ERIC Number: ED319613
Record Type: RIE
Publication Date: 1990
Reference Count: N/A
Teacher Knowledge and the Language of Science Teaching.
Carlsen, William S.
This paper describes the effects of science teacher subject-matter knowledge on classroom discourse at the level of individual utterances. It details one of three parallel analyses conducted in a year-long study of language in the classrooms of four new biology teachers. The conceptual framework of the study predicted that when teaching unfamiliar subject matter, teachers would use a variety of discourse strategies to constrain student talk to a narrowly circumscribed topic domain. The paper includes the results of an utterance-by-utterance analysis of teacher and student talk in a 30-lesson sample of science instruction. Data are broken down by classroom activity for a number of measures, including duration of utterances, domination of the speaking floor by the teacher, frequency of teacher questioning, cognitive level of teacher questions, and student verbal participation. When teaching unfamiliar topics, the four teachers in this study tended to talk more frequently and for longer periods of time, ask questions frequently, and rely heavily on low cognitive-level questions.
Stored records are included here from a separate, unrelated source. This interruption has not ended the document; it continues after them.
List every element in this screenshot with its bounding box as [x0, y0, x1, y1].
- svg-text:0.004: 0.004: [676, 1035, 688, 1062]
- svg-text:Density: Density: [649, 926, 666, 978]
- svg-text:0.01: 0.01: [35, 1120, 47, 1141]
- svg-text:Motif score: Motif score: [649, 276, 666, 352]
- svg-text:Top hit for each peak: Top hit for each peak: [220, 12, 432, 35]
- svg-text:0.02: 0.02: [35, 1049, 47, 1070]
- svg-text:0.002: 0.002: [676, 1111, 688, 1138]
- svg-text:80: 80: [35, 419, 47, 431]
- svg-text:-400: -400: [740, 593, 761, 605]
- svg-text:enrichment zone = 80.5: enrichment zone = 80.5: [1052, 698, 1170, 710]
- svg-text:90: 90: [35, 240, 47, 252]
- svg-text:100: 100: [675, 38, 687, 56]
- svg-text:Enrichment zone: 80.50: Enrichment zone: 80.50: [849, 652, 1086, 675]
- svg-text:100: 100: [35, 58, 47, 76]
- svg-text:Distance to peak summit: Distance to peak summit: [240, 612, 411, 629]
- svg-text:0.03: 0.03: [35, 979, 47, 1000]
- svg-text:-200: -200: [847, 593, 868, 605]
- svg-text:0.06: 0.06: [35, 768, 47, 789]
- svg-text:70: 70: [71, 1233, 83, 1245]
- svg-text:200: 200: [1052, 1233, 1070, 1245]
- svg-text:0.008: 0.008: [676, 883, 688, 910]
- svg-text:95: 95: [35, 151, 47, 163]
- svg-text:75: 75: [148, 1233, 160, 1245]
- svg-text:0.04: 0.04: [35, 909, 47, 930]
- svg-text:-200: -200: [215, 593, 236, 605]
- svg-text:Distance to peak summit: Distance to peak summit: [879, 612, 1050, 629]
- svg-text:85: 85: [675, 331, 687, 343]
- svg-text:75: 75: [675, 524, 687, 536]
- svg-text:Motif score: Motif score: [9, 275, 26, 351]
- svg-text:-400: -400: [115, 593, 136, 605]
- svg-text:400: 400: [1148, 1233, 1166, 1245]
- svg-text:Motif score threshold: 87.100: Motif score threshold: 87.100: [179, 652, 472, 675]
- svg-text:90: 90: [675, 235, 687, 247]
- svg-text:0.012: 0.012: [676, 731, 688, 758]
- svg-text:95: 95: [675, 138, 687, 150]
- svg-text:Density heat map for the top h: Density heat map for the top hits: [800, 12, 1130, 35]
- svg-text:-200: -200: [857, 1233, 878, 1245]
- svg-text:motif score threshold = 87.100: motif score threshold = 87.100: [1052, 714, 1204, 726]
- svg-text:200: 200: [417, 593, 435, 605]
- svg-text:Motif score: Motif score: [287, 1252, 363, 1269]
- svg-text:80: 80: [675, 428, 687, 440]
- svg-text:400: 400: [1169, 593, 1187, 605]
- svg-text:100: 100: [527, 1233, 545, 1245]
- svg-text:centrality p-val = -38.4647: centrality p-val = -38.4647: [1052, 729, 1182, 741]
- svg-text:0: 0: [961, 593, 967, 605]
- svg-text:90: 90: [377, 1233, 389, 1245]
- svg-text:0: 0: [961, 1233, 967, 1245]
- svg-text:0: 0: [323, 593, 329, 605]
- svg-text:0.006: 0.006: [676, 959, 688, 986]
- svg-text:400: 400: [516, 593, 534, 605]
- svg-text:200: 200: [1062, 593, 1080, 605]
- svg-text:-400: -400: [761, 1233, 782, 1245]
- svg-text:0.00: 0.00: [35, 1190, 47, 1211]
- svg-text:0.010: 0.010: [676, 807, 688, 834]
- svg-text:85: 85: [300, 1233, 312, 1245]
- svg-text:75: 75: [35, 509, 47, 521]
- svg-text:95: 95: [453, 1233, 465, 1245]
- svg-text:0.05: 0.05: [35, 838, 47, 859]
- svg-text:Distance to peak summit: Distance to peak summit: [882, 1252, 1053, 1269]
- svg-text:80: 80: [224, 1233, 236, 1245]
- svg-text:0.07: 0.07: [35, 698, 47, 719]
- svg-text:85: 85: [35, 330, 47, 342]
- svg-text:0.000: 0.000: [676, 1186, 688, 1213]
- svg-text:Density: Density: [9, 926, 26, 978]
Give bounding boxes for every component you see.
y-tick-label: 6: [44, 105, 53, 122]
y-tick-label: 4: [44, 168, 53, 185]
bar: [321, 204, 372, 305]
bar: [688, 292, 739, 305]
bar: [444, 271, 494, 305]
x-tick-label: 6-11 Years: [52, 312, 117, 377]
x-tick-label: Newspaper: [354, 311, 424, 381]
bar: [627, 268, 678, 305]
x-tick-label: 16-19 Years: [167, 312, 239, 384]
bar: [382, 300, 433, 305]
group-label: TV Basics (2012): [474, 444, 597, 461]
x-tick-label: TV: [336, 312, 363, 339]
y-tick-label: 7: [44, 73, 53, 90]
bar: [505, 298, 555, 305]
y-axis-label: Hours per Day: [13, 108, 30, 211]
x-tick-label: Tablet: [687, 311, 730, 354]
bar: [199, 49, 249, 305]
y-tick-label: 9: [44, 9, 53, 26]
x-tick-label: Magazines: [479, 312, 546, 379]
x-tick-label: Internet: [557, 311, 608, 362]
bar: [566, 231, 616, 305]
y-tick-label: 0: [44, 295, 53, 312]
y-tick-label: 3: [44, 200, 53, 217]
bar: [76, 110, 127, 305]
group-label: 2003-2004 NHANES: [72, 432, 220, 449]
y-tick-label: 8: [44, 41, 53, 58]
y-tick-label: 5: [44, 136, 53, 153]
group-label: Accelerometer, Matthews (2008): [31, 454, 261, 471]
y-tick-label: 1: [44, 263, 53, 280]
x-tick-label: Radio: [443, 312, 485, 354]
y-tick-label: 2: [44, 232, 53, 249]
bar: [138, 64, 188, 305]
The rate of student questions to the teacher was found to vary with the classroom activity. In common classroom communicative settings, student questions were less common when the teacher was teaching unfamiliar subject matter. The implications of these findings include a suggestion that teacher knowledge may be an important unconsidered variable in research on the cognitive level of questions and teacher wait-time. (Author/CW)
Publication Type: Reports - Research; Speeches/Meeting Papers
Education Level: N/A
Authoring Institution: N/A
Note: Paper presented at the Annual Meeting of the National Association for Research in Science Teaching (63rd, Atlanta, GA, April 8-11, 1990).